İşitme engelli eğitiminde bu başarısız konuma şaşmamak gerek. Kaçımız işaret diliyle iletişimi bırakalım, selamlaşmayı biliyoruz ki? Kim inanır bu alanda daha 16’ncı yüzyılda Kastamonu’daki bir konakta sağırlara, el kol işaretleriyle konuşma öğretildiğine? İbn-i Battuta yazmış iyi ki. Hatta bizden önce Batılı ülkelerdeki bilimsel araştırmalara konu olan saraydaki sağırlarla el işaretleriyle iletişim kuruluyor oluşu. Özellikle de 1889 yılında II. Abdülhamit tarafından Yıldız sağırlar okulunun kuruluşu bile tarihi araştırmalarda pek yer tutmamış bizde.
Şüphesiz kadim devirlerden kalma devlet sırrı geleneğiyle bugün bile TBMM gizli oturumlarında genel kurula sadece sağır-dilsiz kavasların alınması ihtiyacını işaret eder geçmiş örnekler de. Toplumsallaşmamış, sadece devlet ihtiyacı için seçili bireylere eğitim ve yeminli özel kadro tahsis edilmiş bu usulle. Ancak sistematik bir eğitim modeli geliştirilmiş. Özgün işaret dili zamanın alfabesiyle kullanılmış. Kısa süre sonra yanına bir de körler okulu açılmış. Hatta “Bana Göz Kulak Ol” filminden neredeyse yüz yıl önce körler okulu öğrencileriyle sağırlar okulu öğrencileri eşleştirilip okula ikişerli gruplar halinde gidip gelmeleri sağlanmış. 24 Eylül tarihli Fikriyat yorumuna göre “körler sağırlar birbirini ağırlar” deyimi de bu usulden kalasıymış. Unutulmasa, kesintiye uğramasa günümüze kadar geliştirilip toplumsal farkındalığa hizmet edebilseydi keşke. Anlaşılır biçimde, zor zamanlar nedeniyle, savaş yıllarında öğrencisizlikten kapanmış bu okullar. Cumhuriyet döneminde de ancak 1944 sonrası tekrar girmeye başlamış hayatımıza.
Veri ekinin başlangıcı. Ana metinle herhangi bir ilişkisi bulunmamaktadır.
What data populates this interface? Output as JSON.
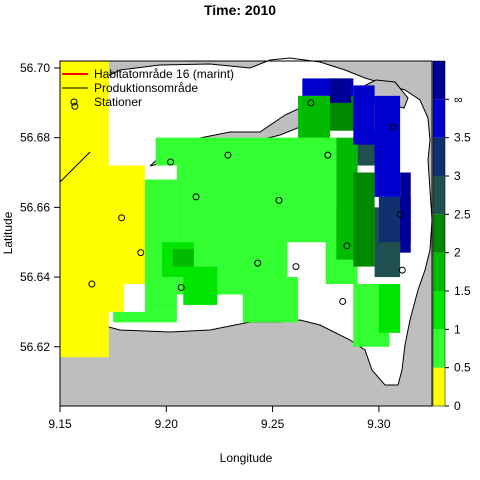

Ancak aradan geçen yıllara rağmen verilen eğitimlerin, ayrılan bütçenin, açılan okulların yetersizliği ortada. Bu hafta genel kurula gelen tasarı kabul edilip, engellilere ayrılan bütçe yükseltildiği takdirde belki etkin adımlar atılabilir engelleri kaldırmak yönünde. Mesela uluslararası sözleşmeler ve ulusal yasalar doğrultusunda 2012 yılına takvimlenmiş ama sürekli ertelenmiş olan “engelsiz kamu” projesi tamamlanabilir. Pek çok engelli kontenjanı halen boş tutulmaktan vazgeçilip üstelik engelli çalışan oranı da yükseltilebilir. Farkındalık eğitimleriyle belki işitme engelli bireylerle iletişim için göz hizasından ve tane tane kelimeler, kısa cümlelerle konuşup, iletişimin sürdüğünü belirtmek adına yüzüne bakmaya devam ederek birkaç dakika anlayıp düşünmesi için zaman vermek gereği de topluma öğretilebilir.